18 Apr 2016 - 2:48 PM  UPDATED 18 Apr 2016 - 4:24 PM

Telstra has reversed its decision to pull out of a corporate campaign for same-sex marriage in Australia following a week of community anger and boycott threats.

Telstra confirmed the latest change in position to SBS, with CEO Andy Penn acknowledging the significant debate and commentary regarding the company's initial decision.

"Last week we advised that out of respect for the individual our view had been that we would not add further to the debate on marriage equality ahead of a plebiscite or parliamentary debate. It is clear that rather than Telstra stepping back we should in fact step forward and support our view for marriage equality and so that is what we will do," Penn said.
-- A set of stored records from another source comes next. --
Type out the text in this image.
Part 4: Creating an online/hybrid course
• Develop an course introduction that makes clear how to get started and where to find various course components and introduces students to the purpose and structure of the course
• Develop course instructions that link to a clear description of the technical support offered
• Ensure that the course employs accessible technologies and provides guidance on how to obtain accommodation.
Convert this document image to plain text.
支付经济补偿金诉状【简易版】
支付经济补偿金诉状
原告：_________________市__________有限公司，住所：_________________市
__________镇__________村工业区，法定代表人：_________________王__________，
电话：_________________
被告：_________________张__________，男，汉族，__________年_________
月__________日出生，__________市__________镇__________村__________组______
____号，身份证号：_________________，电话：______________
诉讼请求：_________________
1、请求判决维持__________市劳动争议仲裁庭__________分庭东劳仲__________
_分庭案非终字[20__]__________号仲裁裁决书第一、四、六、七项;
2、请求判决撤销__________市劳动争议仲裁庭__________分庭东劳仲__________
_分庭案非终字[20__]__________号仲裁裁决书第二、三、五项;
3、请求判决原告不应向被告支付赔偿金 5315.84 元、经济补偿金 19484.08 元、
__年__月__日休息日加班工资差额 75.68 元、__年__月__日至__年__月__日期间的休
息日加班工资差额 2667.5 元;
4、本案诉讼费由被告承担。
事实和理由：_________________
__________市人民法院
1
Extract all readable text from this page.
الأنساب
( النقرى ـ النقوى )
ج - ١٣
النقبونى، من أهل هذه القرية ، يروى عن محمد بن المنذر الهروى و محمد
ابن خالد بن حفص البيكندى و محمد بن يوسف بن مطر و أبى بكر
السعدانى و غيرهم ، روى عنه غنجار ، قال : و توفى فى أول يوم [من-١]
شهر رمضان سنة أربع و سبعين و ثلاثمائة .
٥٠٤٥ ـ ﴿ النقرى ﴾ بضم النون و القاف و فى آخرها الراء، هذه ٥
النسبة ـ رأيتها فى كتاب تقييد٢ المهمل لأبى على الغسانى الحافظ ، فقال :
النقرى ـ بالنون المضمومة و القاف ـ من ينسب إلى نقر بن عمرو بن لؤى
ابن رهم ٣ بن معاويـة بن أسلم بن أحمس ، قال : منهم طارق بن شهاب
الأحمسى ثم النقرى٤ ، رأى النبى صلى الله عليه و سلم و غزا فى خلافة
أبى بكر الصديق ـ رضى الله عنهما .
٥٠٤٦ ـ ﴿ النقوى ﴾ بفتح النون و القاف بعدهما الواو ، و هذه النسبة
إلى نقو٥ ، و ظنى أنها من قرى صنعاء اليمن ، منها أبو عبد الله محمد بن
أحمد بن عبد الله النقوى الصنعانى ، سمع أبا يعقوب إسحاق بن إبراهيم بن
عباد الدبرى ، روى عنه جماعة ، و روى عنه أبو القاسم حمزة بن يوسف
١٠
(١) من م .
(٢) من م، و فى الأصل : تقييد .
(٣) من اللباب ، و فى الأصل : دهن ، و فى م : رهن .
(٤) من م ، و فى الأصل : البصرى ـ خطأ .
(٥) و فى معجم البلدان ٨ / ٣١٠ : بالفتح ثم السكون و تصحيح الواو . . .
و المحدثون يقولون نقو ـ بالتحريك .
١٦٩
"By renewing our active position, we acknowledge that we are at equal risk of inflaming a new debate but it is the right thing to do. It also remains very important that we continue to recognise and respect the right of the individual to hold their own view on this issue."

Telstra facing gay business boycott
The fallout continues from Telstra's decision to no longer publicly agitate for marriage equality in Australia.

Last week, LGBTQI business organisations in three states condemned Telstra for its earlier decision and raised concerns about the well-being of LGBTQI Telstra staff. Same-sex marriage supporters also threatened a boycott of the telco's services, many using social media to post pictures of them signing up with other providers.

The Australian newspaper first reported on Wednesday that Telstra had retreated from the public campaign after the Catholic Church threatened a boycott of companies involved.

The Catholic Church also contacted the office of SBS managing director Michael Ebeid and urged him to abandon his public support for same-sex marriage in a letter received last year. Fairfax Media reported that the church contacted Qantas CEO Alan Joyce as well.

Both men are among Australia’s most prominent gay chief executives.